Brasil
EUA elevam alerta para viagens ao Brasil por risco de crimes e sequestros
Departamento de Estado recomenda maior cautela aos viajantes e classifica como áreas de risco elevado as regiões de fronteira, favelas e cidades-satélites de Brasília
O governo dos Estados Unidos atualizou o aviso de viagem para o Brasil e passou a recomendar que cidadãos americanos exerçam maior cautela durante estadias no país devido aos riscos de crimes violentos e sequestros. O Brasil aparece no Nível 2 do alerta, em uma escala que vai de 1 a 4, sendo que algumas regiões receberam classificação mais elevada.
Entre os crimes citados estão homicídios, roubos à mão armada, furtos e roubos de veículos. O Departamento de Estado também chama atenção para a atuação de gangues e organizações criminosas, frequentemente associadas ao tráfico de drogas. Segundo o aviso, crimes violentos podem ocorrer tanto durante o dia quanto à noite em áreas urbanas.

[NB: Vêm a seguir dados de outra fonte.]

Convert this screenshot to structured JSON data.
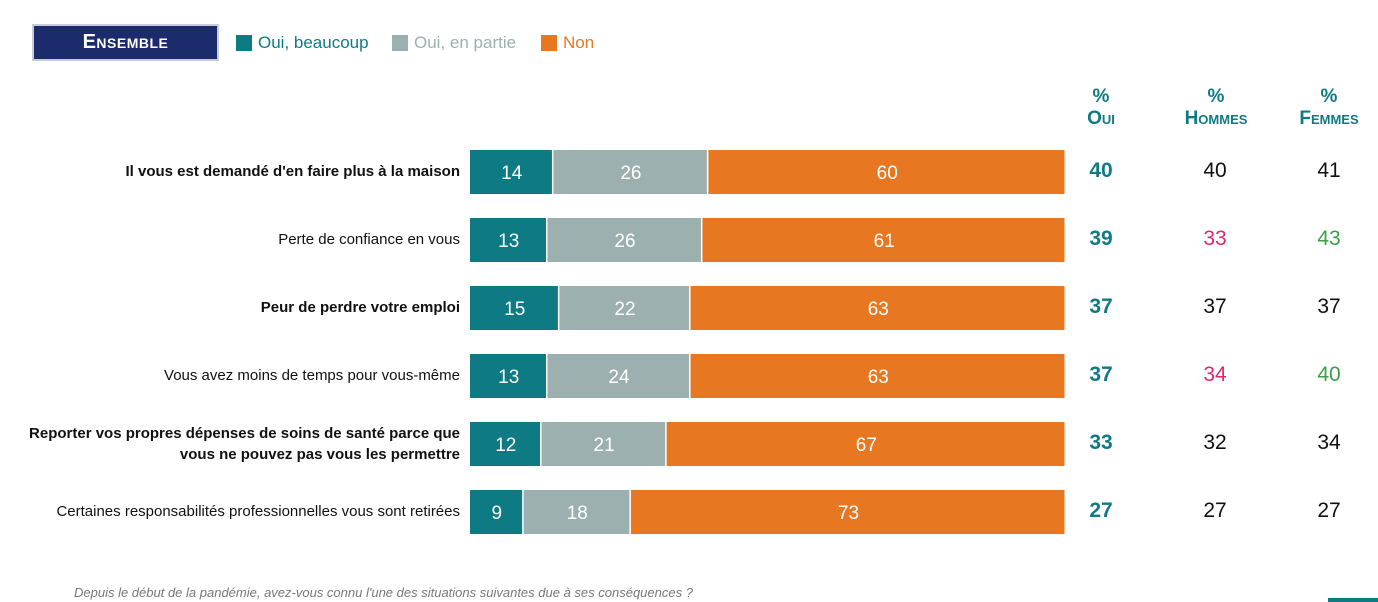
{
  "badge": "Ensemble",
  "colors": {
    "badge_bg": "#1c2b6b",
    "teal": "#0e7b84",
    "grey": "#9db0b0",
    "orange": "#e87722",
    "pink": "#e0266f",
    "green": "#3aa047"
  },
  "legend": [
    {
      "label": "Oui, beaucoup",
      "color": "#0e7b84"
    },
    {
      "label": "Oui, en partie",
      "color": "#9db0b0"
    },
    {
      "label": "Non",
      "color": "#e87722"
    }
  ],
  "columns": {
    "oui": {
      "pct": "%",
      "name": "Oui"
    },
    "hommes": {
      "pct": "%",
      "name": "Hommes"
    },
    "femmes": {
      "pct": "%",
      "name": "Femmes"
    }
  },
  "rows": [
    {
      "label": "Il vous est demandé d'en faire plus à la maison",
      "bold": true,
      "oui": "40",
      "hommes": "40",
      "femmes": "41",
      "hommes_color": "#111111",
      "femmes_color": "#111111"
    },
    {
      "label": "Perte de confiance en vous",
      "bold": false,
      "oui": "39",
      "hommes": "33",
      "femmes": "43",
      "hommes_color": "#e0266f",
      "femmes_color": "#3aa047"
    },
    {
      "label": "Peur de perdre votre emploi",
      "bold": true,
      "oui": "37",
      "hommes": "37",
      "femmes": "37",
      "hommes_color": "#111111",
      "femmes_color": "#111111"
    },
    {
      "label": "Vous avez moins de temps pour vous-même",
      "bold": false,
      "oui": "37",
      "hommes": "34",
      "femmes": "40",
      "hommes_color": "#e0266f",
      "femmes_color": "#3aa047"
    },
    {
      "label": "Reporter vos propres dépenses de soins de santé parce que vous ne pouvez pas vous les permettre",
      "bold": true,
      "oui": "33",
      "hommes": "32",
      "femmes": "34",
      "hommes_color": "#111111",
      "femmes_color": "#111111"
    },
    {
      "label": "Certaines responsabilités professionnelles vous sont retirées",
      "bold": false,
      "oui": "27",
      "hommes": "27",
      "femmes": "27",
      "hommes_color": "#111111",
      "femmes_color": "#111111"
    }
  ],
  "chart_data": {
    "type": "bar",
    "orientation": "horizontal",
    "stacked": true,
    "categories": [
      "Il vous est demandé d'en faire plus à la maison",
      "Perte de confiance en vous",
      "Peur de perdre votre emploi",
      "Vous avez moins de temps pour vous-même",
      "Reporter vos propres dépenses de soins de santé parce que vous ne pouvez pas vous les permettre",
      "Certaines responsabilités professionnelles vous sont retirées"
    ],
    "series": [
      {
        "name": "Oui, beaucoup",
        "values": [
          14,
          13,
          15,
          13,
          12,
          9
        ]
      },
      {
        "name": "Oui, en partie",
        "values": [
          26,
          26,
          22,
          24,
          21,
          18
        ]
      },
      {
        "name": "Non",
        "values": [
          60,
          61,
          63,
          63,
          67,
          73
        ]
      }
    ],
    "xlim": [
      0,
      100
    ],
    "legend": "top-left",
    "grid": false
  },
  "footnote": "Depuis le début de la pandémie, avez-vous connu l'une des situations suivantes due à ses conséquences ?"
}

O alerta também menciona casos de agressão envolvendo o uso de sedativos ou substâncias colocadas em bebidas, principalmente no Rio de Janeiro. Estrangeiros podem ser abordados por criminosos em bares ou por meio de aplicativos de relacionamento e, posteriormente, dopados e roubados. Por isso, a recomendação é não aceitar alimentos ou bebidas de desconhecidos e manter o próprio copo sob supervisão.
As autoridades americanas classificam como Nível 4, que significa “não viaje”, as áreas próximas às fronteiras terrestres internacionais do Brasil. A recomendação vale para regiões localizadas em um raio de até 160 quilômetros das fronteiras com Bolívia, Colômbia, Guiana, Guiana Francesa, Paraguai, Peru, Suriname e Venezuela. Ficam fora da restrição específica o Parque Nacional do Iguaçu e o Parque Nacional do Pantanal.
O mesmo nível de alerta foi atribuído às áreas de ocupação informal, como favelas, vilas, comunidades e conglomerados, devido ao risco de crimes e à possibilidade de mudanças rápidas na situação de segurança. O governo americano afirma que nem mesmo excursões guiadas garantem a segurança nesses locais e orienta os cidadãos a não entrarem nessas áreas.
As cidades-satélites de Brasília aparecem em uma classificação diferente. O Departamento de Estado recomenda maior cautela nessas regiões devido à criminalidade e determina que funcionários do governo americano obtenham autorização especial para circular, entre 18h e 6h, pelas Regiões Administrativas de Ceilândia, Santa Maria, São Sebastião e Paranoá.
O documento também alerta para o chamado “sequestro-relâmpago”, no qual criminosos mantêm a vítima sob ameaça, geralmente com uma arma, e a obrigam a sacar dinheiro em caixas eletrônicos ou realizar transferências bancárias. O aviso destaca que a prática pode atingir brasileiros e estrangeiros e recomenda que os viajantes utilizem caixas eletrônicos instalados em locais considerados seguros, como shopping centers e grandes hotéis.
Para reduzir os riscos, o governo americano orienta os viajantes a variar trajetos e horários, evitar ostentar joias e objetos de valor, ter atenção ao entrar ou sair de bancos e estacionar em locais iluminados e com segurança. Também recomenda evitar caminhadas em praias depois de escurecer, não frequentar bares ou casas noturnas sozinho e redobrar a atenção em grandes centros de transporte e no transporte público, principalmente à noite.
O aviso reforça ainda que uma tentativa de roubo não deve ser enfrentada fisicamente. Aos cidadãos americanos que decidirem viajar pelo Brasil, o Departamento de Estado recomenda o cadastro no Smart Traveler Enrollment Program (STEP), que permite receber alertas da Embaixada e facilita a localização em situações de emergência, além da contratação de seguro de viagem com cobertura para despesas médicas, evacuação e cancelamento.